Ich weiß nicht, wie ich diesen Moment anders beschreiben soll, doch es war irgendwie atemberaubend cool und beängstigend zugleich. Es war magisch. Wir standen für einige Minuten alle unter einem kleinen Schock.

Ein Mädel aus unserem Boot hatte in dieser Situation ihr Paddel verloren, das von einem kleinen Kayak, welches zur Sicherheit mit gepaddelt war, aufgelesen wurde.

Wow. Das war krass. Ich habe mich danach kurz gefühlt wie in einer Blase. Es war alles um mich herum wie betäubt. Wie in Trance sind wir den Rest der Strecke zum Ufer gepaddelt.

Ich wollte erst einmal wissen, wem ich denn auf den Kopf gefallen bin. Es war ein anderes Mädel. Sie schien auch etwas benommen.

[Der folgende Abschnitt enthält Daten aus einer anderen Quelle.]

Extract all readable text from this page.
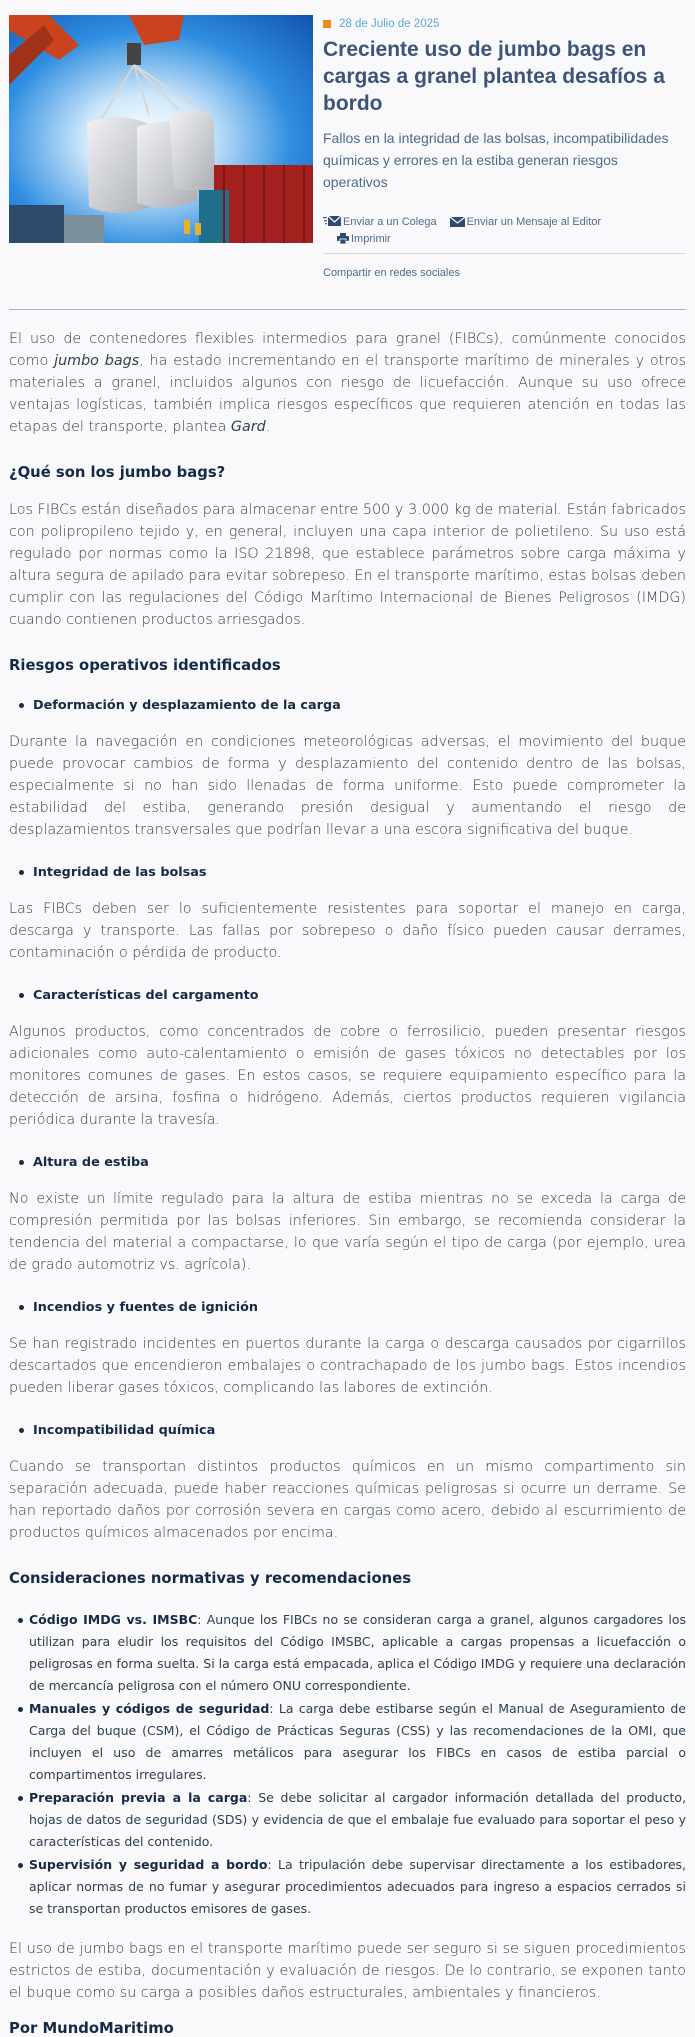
28 de Julio de 2025
Creciente uso de jumbo bags en cargas a granel plantea desafíos a bordo
Fallos en la integridad de las bolsas, incompatibilidades químicas y errores en la estiba generan riesgos operativos
Enviar a un Colega	Enviar un Mensaje al Editor
Imprimir
Compartir en redes sociales

El uso de contenedores flexibles intermedios para granel (FIBCs), comúnmente conocidos como jumbo bags, ha estado incrementando en el transporte marítimo de minerales y otros materiales a granel, incluidos algunos con riesgo de licuefacción. Aunque su uso ofrece ventajas logísticas, también implica riesgos específicos que requieren atención en todas las etapas del transporte, plantea Gard.

¿Qué son los jumbo bags?

Los FIBCs están diseñados para almacenar entre 500 y 3.000 kg de material. Están fabricados con polipropileno tejido y, en general, incluyen una capa interior de polietileno. Su uso está regulado por normas como la ISO 21898, que establece parámetros sobre carga máxima y altura segura de apilado para evitar sobrepeso. En el transporte marítimo, estas bolsas deben cumplir con las regulaciones del Código Marítimo Internacional de Bienes Peligrosos (IMDG) cuando contienen productos arriesgados.

Riesgos operativos identificados
Deformación y desplazamiento de la carga

Durante la navegación en condiciones meteorológicas adversas, el movimiento del buque puede provocar cambios de forma y desplazamiento del contenido dentro de las bolsas, especialmente si no han sido llenadas de forma uniforme. Esto puede comprometer la estabilidad del estiba, generando presión desigual y aumentando el riesgo de desplazamientos transversales que podrían llevar a una escora significativa del buque.

Integridad de las bolsas

Las FIBCs deben ser lo suficientemente resistentes para soportar el manejo en carga, descarga y transporte. Las fallas por sobrepeso o daño físico pueden causar derrames, contaminación o pérdida de producto.

Características del cargamento

Algunos productos, como concentrados de cobre o ferrosilicio, pueden presentar riesgos adicionales como auto-calentamiento o emisión de gases tóxicos no detectables por los monitores comunes de gases. En estos casos, se requiere equipamiento específico para la detección de arsina, fosfina o hidrógeno. Además, ciertos productos requieren vigilancia periódica durante la travesía.

Altura de estiba

No existe un límite regulado para la altura de estiba mientras no se exceda la carga de compresión permitida por las bolsas inferiores. Sin embargo, se recomienda considerar la tendencia del material a compactarse, lo que varía según el tipo de carga (por ejemplo, urea de grado automotriz vs. agrícola).

Incendios y fuentes de ignición

Se han registrado incidentes en puertos durante la carga o descarga causados por cigarrillos descartados que encendieron embalajes o contrachapado de los jumbo bags. Estos incendios pueden liberar gases tóxicos, complicando las labores de extinción.

Incompatibilidad química

Cuando se transportan distintos productos químicos en un mismo compartimento sin separación adecuada, puede haber reacciones químicas peligrosas si ocurre un derrame. Se han reportado daños por corrosión severa en cargas como acero, debido al escurrimiento de productos químicos almacenados por encima.

Consideraciones normativas y recomendaciones
Código IMDG vs. IMSBC: Aunque los FIBCs no se consideran carga a granel, algunos cargadores los utilizan para eludir los requisitos del Código IMSBC, aplicable a cargas propensas a licuefacción o peligrosas en forma suelta. Si la carga está empacada, aplica el Código IMDG y requiere una declaración de mercancía peligrosa con el número ONU correspondiente.
Manuales y códigos de seguridad: La carga debe estibarse según el Manual de Aseguramiento de Carga del buque (CSM), el Código de Prácticas Seguras (CSS) y las recomendaciones de la OMI, que incluyen el uso de amarres metálicos para asegurar los FIBCs en casos de estiba parcial o compartimentos irregulares.
Preparación previa a la carga: Se debe solicitar al cargador información detallada del producto, hojas de datos de seguridad (SDS) y evidencia de que el embalaje fue evaluado para soportar el peso y características del contenido.
Supervisión y seguridad a bordo: La tripulación debe supervisar directamente a los estibadores, aplicar normas de no fumar y asegurar procedimientos adecuados para ingreso a espacios cerrados si se transportan productos emisores de gases.

El uso de jumbo bags en el transporte marítimo puede ser seguro si se siguen procedimientos estrictos de estiba, documentación y evaluación de riesgos. De lo contrario, se exponen tanto el buque como su carga a posibles daños estructurales, ambientales y financieros.

Por MundoMaritimo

Ich habe mich mehrere Male bei ihr entschuldigt. Ich konnte nicht wirklich was dafür, aber trotzdem. Ich bin froh, dass wir alle die Helme auf hatten.

Meinen Schmerz im linken Bein sollte ich erst am Ufer bemerken. Zum Glück gab es keine nachhaltigen Folgen.

Bei einem köstlichen Picknick am Ufer haben wir die Fahrt noch einmal gemeinsam reflektiert. Richtig Glück gehabt haben wir, darin waren sich alle einig. Auch diejenigen aus den anderen Booten, die das Spektakel mit beobachtet hatten.

Gestärkt und erholt haben wir uns dann zurück ins Collectivo gesetzt und wurden nach Hause gefahren.

Abends haben wir es uns dann auf dem Plaza gemütlich gemacht. Ich hatte zuvor im »Lonely Planet« gelesen, dass die Einheimischen dort gerne zusammen sitzen und zu Live-Musik ’nen Bierchen schlürfen.

Es war richtig gemütlich. Eine Gruppe Mariachi hat mit Gitarre spanische Lieder gespielt.

Alex, ein anderer Franzose, zwei Belgier und ich haben uns dazu dann über Gott und die Welt unterhalten. Ein Bad im Jacuzzi der Belgier hat den Tag dann noch perfekt abgerundet.

Am folgenden Abend sollte es nach Santa Marta gehen. Von hier aus wollten wir direkt den Bus nach Palomino nehmen. Einem verschlafenen Surferparadies an der Karibischen Küste.